We are grateful for the opportunity to respond to Dr Calton. He challenges claims for objectivity in the diagnosis of any disorder that has an interpersonal component, taking as his example some research into the diagnosis of personality disorder. He queries why we do not consider the role of the therapist's personality in our paper, ‘Objectivity in psychoanalytic assessment of couple relationships' (Reference Lanman, Grier and EvansLanman et al, 2003). In that paper, where we show evidence of a good degree of objectivity (based on interrater reliability) for the diagnoses we discuss, we specifically refer to the fact that those making the judgements need to have had a psychoanalytically based training in order to develop their ability to make use of their emotional reactions to the patient.
Our paper deals with psychotherapeutic diagnoses, rather than with psychiatric ones, but on the basis of our work we would like to comment on Dr Calton's position. First, there are likely to be very significant differences in what is judged to be a helpful ‘fit’ between therapist and patient, between the two different domains of general psychiatry and psychoanalytic psychotherapy. In the former, a friendly and sympathetic stance may be the crucial therapeutic vehicle for providing medication and other treatments. But in the domain of psychotherapy it is not necessarily a good thing to ‘match’ therapist to patient, if by this one means attempting to avoid prejudices or sensitive areas, because this is likely to lead to a serious evasion of the darker areas of interaction, conscious and unconscious, where the significant problems will tend to lie. If the study of the interaction ‘in the room’, between therapist and patient, is itself the treatment, then the therapist's best equipment for this is self-knowledge, including knowledge of the darker areas of his or her own personality and knowledge of how to recognise and use the ways in which these affect him or her.

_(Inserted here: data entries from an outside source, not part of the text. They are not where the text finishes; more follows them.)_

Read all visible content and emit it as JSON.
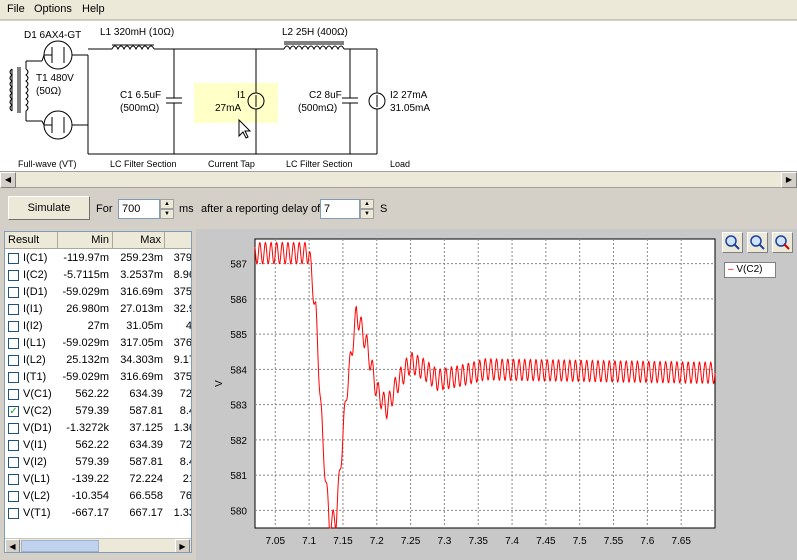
{
  "menu": [
    "File",
    "Options",
    "Help"
  ],
  "schematic": {
    "labels": {
      "d1": "D1 6AX4-GT",
      "t1": "T1 480V",
      "t1_res": "(50Ω)",
      "l1": "L1 320mH (10Ω)",
      "l2": "L2 25H (400Ω)",
      "c1": "C1 6.5uF",
      "c1_res": "(500mΩ)",
      "i1": "I1",
      "i1_val": "27mA",
      "c2": "C2 8uF",
      "c2_res": "(500mΩ)",
      "i2": "I2 27mA",
      "i2_val": "31.05mA"
    },
    "captions": [
      "Full-wave (VT)",
      "LC Filter Section",
      "Current Tap",
      "LC Filter Section",
      "Load"
    ]
  },
  "toolbar": {
    "simulate_label": "Simulate",
    "for_label": "For",
    "duration_value": "700",
    "ms_label": "ms",
    "delay_label": "after a reporting delay of",
    "delay_value": "7",
    "s_label": "S"
  },
  "results": {
    "headers": [
      "Result",
      "Min",
      "Max",
      ""
    ],
    "rows": [
      {
        "name": "I(C1)",
        "min": "-119.97m",
        "max": "259.23m",
        "extra": "379.",
        "checked": false
      },
      {
        "name": "I(C2)",
        "min": "-5.7115m",
        "max": "3.2537m",
        "extra": "8.96",
        "checked": false
      },
      {
        "name": "I(D1)",
        "min": "-59.029m",
        "max": "316.69m",
        "extra": "375.",
        "checked": false
      },
      {
        "name": "I(I1)",
        "min": "26.980m",
        "max": "27.013m",
        "extra": "32.9",
        "checked": false
      },
      {
        "name": "I(I2)",
        "min": "27m",
        "max": "31.05m",
        "extra": "4.",
        "checked": false
      },
      {
        "name": "I(L1)",
        "min": "-59.029m",
        "max": "317.05m",
        "extra": "376.",
        "checked": false
      },
      {
        "name": "I(L2)",
        "min": "25.132m",
        "max": "34.303m",
        "extra": "9.17",
        "checked": false
      },
      {
        "name": "I(T1)",
        "min": "-59.029m",
        "max": "316.69m",
        "extra": "375.",
        "checked": false
      },
      {
        "name": "V(C1)",
        "min": "562.22",
        "max": "634.39",
        "extra": "72.",
        "checked": false
      },
      {
        "name": "V(C2)",
        "min": "579.39",
        "max": "587.81",
        "extra": "8.4",
        "checked": true
      },
      {
        "name": "V(D1)",
        "min": "-1.3272k",
        "max": "37.125",
        "extra": "1.36",
        "checked": false
      },
      {
        "name": "V(I1)",
        "min": "562.22",
        "max": "634.39",
        "extra": "72.",
        "checked": false
      },
      {
        "name": "V(I2)",
        "min": "579.39",
        "max": "587.81",
        "extra": "8.4",
        "checked": false
      },
      {
        "name": "V(L1)",
        "min": "-139.22",
        "max": "72.224",
        "extra": "21",
        "checked": false
      },
      {
        "name": "V(L2)",
        "min": "-10.354",
        "max": "66.558",
        "extra": "76.",
        "checked": false
      },
      {
        "name": "V(T1)",
        "min": "-667.17",
        "max": "667.17",
        "extra": "1.33",
        "checked": false
      }
    ]
  },
  "chart_data": {
    "type": "line",
    "title": "",
    "xlabel": "",
    "ylabel": "V",
    "xlim": [
      7.02,
      7.7
    ],
    "ylim": [
      579.5,
      587.7
    ],
    "xticks": [
      "7.05",
      "7.1",
      "7.15",
      "7.2",
      "7.25",
      "7.3",
      "7.35",
      "7.4",
      "7.45",
      "7.5",
      "7.55",
      "7.6",
      "7.65"
    ],
    "yticks": [
      "580",
      "581",
      "582",
      "583",
      "584",
      "585",
      "586",
      "587"
    ],
    "grid": true,
    "legend": "top-right",
    "series": [
      {
        "name": "V(C2)",
        "color": "#ff0000",
        "envelope": [
          {
            "t": 7.02,
            "v": 587.3
          },
          {
            "t": 7.1,
            "v": 587.3
          },
          {
            "t": 7.11,
            "v": 585.6
          },
          {
            "t": 7.12,
            "v": 582.0
          },
          {
            "t": 7.13,
            "v": 579.6
          },
          {
            "t": 7.14,
            "v": 579.8
          },
          {
            "t": 7.155,
            "v": 583.3
          },
          {
            "t": 7.17,
            "v": 585.6
          },
          {
            "t": 7.185,
            "v": 584.7
          },
          {
            "t": 7.2,
            "v": 583.4
          },
          {
            "t": 7.215,
            "v": 582.9
          },
          {
            "t": 7.23,
            "v": 583.6
          },
          {
            "t": 7.25,
            "v": 584.2
          },
          {
            "t": 7.27,
            "v": 584.0
          },
          {
            "t": 7.29,
            "v": 583.7
          },
          {
            "t": 7.32,
            "v": 583.8
          },
          {
            "t": 7.36,
            "v": 584.0
          },
          {
            "t": 7.7,
            "v": 583.9
          }
        ],
        "ripple_amplitude": 0.3
      }
    ]
  },
  "zoom_buttons": [
    "zoom-in-icon",
    "zoom-out-icon",
    "zoom-reset-icon"
  ]
}
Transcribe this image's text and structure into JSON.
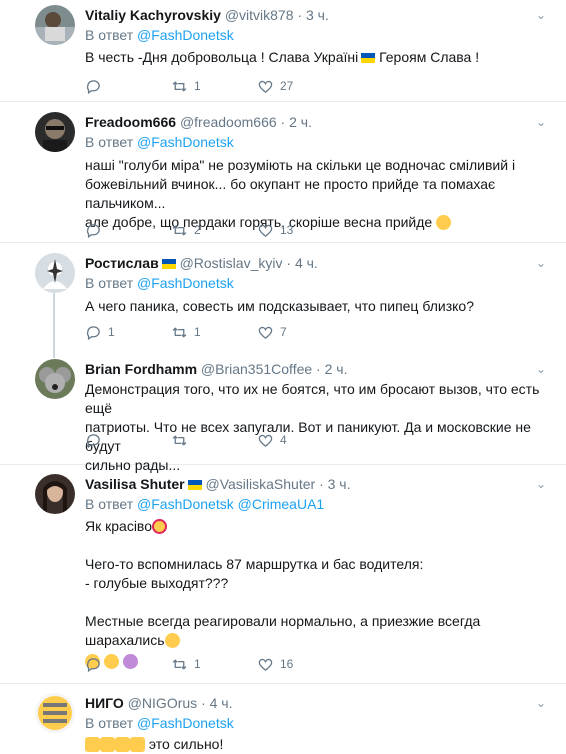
{
  "tweets": [
    {
      "name": "Vitaliy Kachyrovskiy",
      "handle": "@vitvik878",
      "time": "3 ч.",
      "reply_prefix": "В ответ",
      "reply_to": "@FashDonetsk",
      "text_a": "В честь -Дня добровольца ! Слава Україні",
      "text_b": "Героям Слава !",
      "replies": "",
      "retweets": "1",
      "likes": "27"
    },
    {
      "name": "Freadoom666",
      "handle": "@freadoom666",
      "time": "2 ч.",
      "reply_prefix": "В ответ",
      "reply_to": "@FashDonetsk",
      "text_lines": [
        "наші \"голуби міра\" не розуміють на скільки це водночас сміливий і",
        "божевільний вчинок... бо окупант не просто прийде та помахає пальчиком...",
        "але добре, що пердаки горять, скоріше весна прийде"
      ],
      "replies": "",
      "retweets": "2",
      "likes": "13"
    },
    {
      "name": "Ростислав",
      "handle": "@Rostislav_kyiv",
      "time": "4 ч.",
      "reply_prefix": "В ответ",
      "reply_to": "@FashDonetsk",
      "text": "А чего паника, совесть им  подсказывает, что пипец близко?",
      "replies": "1",
      "retweets": "1",
      "likes": "7"
    },
    {
      "name": "Brian Fordhamm",
      "handle": "@Brian351Coffee",
      "time": "2 ч.",
      "text_lines": [
        "Демонстрация того, что их не боятся, что им бросают вызов, что есть ещё",
        "патриоты. Что не всех запугали. Вот и паникуют. Да и московские не будут",
        "сильно рады..."
      ],
      "replies": "",
      "retweets": "",
      "likes": "4"
    },
    {
      "name": "Vasilisa Shuter",
      "handle": "@VasiliskaShuter",
      "time": "3 ч.",
      "reply_prefix": "В ответ",
      "reply_to": "@FashDonetsk",
      "reply_to_2": "@CrimeaUA1",
      "text_1": "Як красіво",
      "text_2": "Чего-то вспомнилась 87 маршрутка и бас водителя:",
      "text_3": "- голубые выходят???",
      "text_4": "Местные всегда реагировали нормально, а приезжие всегда шарахались",
      "replies": "",
      "retweets": "1",
      "likes": "16"
    },
    {
      "name": "НИГО",
      "handle": "@NIGOrus",
      "time": "4 ч.",
      "reply_prefix": "В ответ",
      "reply_to": "@FashDonetsk",
      "text": "это сильно!"
    }
  ],
  "colors": {
    "link": "#1da1f2",
    "muted": "#657786",
    "divider": "#e6ecf0",
    "flag_blue": "#0057b7",
    "flag_yellow": "#ffd700"
  }
}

While personal psychotherapy together with detailed supervision by no means guarantee the development of such knowledge - and there will be practitioners who are unable to respond, as well as therapies which do not go far enough - these remain the best available means of acquiring the skills necessary to work with unconscious processes, enabling a therapist to understand a patient's personality difficulties of and the way these interact with their own. Outside this particular field, it may not be widely recognised that one of the principal tools of contemporary psychoanalytic therapy is the constant monitoring by practitioners of their own emotional responses to patients, not simply in order to suppress or redirect them, but in order to gain information that the therapist will then be able to employ in clinical diagnosis and engagement with patients. This is not to be confused with the self-disclosure advocated by some therapies. In our view there is no substitute for a rigorous psychotherapeutic training in this area, which includes selection of trainees, personal psychotherapy and detailed supervision.